The material presented
here is not Al-Anon Conference Approved Literature. It is a method
to exchange
information, ideas, feelings, problems and solutions on a personal
level.
The holidays mean a busier work schedule, as well as having family & friends over. What has happened is that I haven't been even to my online meetings, let alone face to face. Well, I tried tonight to go to a face to face, but there was no one there. I haven't been to it before, so not sure if it still meets. Anyway...my AH has been on the roller coaster of trying to stay sober. he made it just over 60 days the last time, after some 30 days and one 60 days before. I told him this was my last one. We will be at 60 days again next Friday. We also have a 9 year old, which is part of my sticking with him for so many of the ups and downs. I'm not sure where my emotions are with him. I think I'm holding a back so much due to the relapsing. We are going to go up to the mountains with friends over New Years. We've done so for the last 3 years. They don't drink, which is good. We are supposed to leave tomorrow. Right now I am sitting in the ER, where we've been for the last 3 hours, waiting because he hurt his back lifting weights at the gym. Part of his recovery includes working out with a group of guys and a "mentor" from his program. I am so angry and resentful of him right now. I know he did not do this on purpose. I know he hurts. But I don't want to take care of him. I made him come down to the ER because I just don't have it in me to try to care for him without some meds/support. I am a nurse. I feel like I should care and have compassion. I am having such a hard time digging that up.does it mean that I just don't care anymore? I have been working like a dog, and so looking forward to this vacation. I just can't take much more of him and his problems. And I feel like a creep.

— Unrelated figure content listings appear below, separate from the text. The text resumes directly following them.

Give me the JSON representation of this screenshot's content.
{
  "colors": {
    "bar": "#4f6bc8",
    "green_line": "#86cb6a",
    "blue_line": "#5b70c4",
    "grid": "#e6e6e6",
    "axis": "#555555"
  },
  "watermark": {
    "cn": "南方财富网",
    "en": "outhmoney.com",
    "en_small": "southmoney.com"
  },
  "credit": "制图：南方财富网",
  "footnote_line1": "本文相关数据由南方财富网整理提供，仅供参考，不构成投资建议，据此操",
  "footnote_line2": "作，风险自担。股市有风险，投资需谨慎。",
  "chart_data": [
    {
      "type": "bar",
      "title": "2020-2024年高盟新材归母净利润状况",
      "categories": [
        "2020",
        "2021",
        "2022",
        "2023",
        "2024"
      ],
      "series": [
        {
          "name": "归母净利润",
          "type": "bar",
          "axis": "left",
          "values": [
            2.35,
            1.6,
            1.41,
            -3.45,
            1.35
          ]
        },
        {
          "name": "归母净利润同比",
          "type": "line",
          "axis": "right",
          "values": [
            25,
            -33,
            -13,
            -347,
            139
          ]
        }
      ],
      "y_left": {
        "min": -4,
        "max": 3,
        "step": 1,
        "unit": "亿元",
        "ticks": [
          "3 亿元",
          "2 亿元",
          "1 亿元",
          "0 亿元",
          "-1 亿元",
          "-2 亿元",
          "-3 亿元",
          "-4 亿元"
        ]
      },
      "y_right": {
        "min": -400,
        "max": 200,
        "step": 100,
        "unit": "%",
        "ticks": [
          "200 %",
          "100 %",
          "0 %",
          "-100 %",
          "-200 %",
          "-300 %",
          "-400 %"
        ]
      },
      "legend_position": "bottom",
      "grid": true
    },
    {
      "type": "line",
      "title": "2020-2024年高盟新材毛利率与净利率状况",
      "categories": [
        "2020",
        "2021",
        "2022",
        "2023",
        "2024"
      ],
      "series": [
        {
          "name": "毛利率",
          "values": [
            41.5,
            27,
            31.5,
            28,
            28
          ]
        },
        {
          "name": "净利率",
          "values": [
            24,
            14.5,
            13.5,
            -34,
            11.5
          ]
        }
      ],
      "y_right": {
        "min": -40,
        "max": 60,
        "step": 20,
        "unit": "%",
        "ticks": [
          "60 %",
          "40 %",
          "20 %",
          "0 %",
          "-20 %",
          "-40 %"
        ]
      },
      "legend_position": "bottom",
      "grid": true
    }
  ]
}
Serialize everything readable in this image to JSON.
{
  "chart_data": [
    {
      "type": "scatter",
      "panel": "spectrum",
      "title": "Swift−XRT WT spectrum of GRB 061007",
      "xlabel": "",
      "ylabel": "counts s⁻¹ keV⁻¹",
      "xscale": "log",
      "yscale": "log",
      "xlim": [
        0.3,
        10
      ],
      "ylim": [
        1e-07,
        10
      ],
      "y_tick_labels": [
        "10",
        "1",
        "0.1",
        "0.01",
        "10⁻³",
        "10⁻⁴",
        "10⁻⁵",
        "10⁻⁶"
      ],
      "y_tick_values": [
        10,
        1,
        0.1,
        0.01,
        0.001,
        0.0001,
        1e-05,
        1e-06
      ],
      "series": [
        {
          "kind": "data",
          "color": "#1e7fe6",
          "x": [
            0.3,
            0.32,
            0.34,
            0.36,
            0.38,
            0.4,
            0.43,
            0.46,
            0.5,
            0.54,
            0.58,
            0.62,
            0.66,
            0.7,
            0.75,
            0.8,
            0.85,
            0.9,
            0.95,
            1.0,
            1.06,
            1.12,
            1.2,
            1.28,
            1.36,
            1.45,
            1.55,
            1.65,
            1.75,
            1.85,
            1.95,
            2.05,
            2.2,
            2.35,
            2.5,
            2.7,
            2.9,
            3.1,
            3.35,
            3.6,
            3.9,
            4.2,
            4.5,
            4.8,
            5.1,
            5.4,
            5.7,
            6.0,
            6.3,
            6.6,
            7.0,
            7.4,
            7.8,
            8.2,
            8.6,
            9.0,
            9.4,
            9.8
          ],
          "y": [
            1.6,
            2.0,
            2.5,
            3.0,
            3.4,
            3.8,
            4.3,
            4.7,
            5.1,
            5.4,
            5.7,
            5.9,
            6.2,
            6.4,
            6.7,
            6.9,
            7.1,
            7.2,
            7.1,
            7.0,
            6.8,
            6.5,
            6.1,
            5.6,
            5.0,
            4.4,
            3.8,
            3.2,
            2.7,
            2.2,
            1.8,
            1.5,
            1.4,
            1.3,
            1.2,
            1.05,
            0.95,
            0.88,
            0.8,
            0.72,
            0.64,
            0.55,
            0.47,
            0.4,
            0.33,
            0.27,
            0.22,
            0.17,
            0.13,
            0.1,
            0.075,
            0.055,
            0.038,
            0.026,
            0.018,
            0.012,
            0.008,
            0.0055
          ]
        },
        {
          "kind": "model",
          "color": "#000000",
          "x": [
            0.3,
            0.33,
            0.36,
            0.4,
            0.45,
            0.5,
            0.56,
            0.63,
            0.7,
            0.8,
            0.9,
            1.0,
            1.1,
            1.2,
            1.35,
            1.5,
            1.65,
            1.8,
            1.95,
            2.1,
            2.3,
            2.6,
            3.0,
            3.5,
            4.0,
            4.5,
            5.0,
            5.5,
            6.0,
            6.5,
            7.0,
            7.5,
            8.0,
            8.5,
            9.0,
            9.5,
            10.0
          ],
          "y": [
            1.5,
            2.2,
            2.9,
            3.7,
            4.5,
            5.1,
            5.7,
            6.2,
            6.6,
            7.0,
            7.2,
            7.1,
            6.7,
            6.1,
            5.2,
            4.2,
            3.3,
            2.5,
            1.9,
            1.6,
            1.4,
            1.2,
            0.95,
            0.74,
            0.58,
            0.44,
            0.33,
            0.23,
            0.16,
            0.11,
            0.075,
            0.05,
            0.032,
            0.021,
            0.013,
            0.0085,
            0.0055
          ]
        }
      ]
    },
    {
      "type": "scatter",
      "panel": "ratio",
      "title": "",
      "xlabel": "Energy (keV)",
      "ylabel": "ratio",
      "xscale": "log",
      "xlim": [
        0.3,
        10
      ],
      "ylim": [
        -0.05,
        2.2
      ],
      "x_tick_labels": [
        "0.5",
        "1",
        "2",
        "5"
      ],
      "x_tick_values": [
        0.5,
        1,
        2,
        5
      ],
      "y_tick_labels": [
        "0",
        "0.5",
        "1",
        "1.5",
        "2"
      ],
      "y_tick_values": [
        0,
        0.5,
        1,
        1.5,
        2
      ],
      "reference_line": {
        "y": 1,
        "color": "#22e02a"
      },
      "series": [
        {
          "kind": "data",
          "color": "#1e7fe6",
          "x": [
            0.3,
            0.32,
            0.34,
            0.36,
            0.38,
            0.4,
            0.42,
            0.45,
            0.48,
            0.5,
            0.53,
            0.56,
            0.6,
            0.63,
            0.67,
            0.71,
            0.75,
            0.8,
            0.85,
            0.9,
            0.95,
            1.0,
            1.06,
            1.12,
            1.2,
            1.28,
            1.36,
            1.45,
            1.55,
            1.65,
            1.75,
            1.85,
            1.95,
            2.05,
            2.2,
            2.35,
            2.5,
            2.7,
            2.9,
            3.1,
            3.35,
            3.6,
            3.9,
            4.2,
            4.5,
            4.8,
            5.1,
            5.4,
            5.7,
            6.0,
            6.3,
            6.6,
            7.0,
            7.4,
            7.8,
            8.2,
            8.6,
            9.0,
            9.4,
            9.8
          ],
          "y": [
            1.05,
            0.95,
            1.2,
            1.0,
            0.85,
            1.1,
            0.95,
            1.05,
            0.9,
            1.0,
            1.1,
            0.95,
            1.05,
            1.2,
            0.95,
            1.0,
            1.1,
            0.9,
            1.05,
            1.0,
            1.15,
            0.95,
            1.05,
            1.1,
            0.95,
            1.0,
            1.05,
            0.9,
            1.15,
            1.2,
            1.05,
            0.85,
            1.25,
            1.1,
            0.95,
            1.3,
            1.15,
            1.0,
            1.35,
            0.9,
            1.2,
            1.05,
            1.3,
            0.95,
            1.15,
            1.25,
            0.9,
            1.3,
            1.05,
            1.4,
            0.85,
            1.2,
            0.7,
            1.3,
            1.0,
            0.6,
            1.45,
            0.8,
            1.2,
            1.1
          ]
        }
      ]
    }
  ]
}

we have all been there w the emotions you describe. It makes me think of that phrase 'it is too much for most people to live with an alcoholic. Good to get to a meeting; check that-- great to get to a meeting and be surrounded by people who have lived or are living w what you are. His periods of sobriety are his but its true you get to decide what your life will be. Take care of yourself, read, online meetings, face to face meetings and the invaluable support here. Wishing lots of strength to you.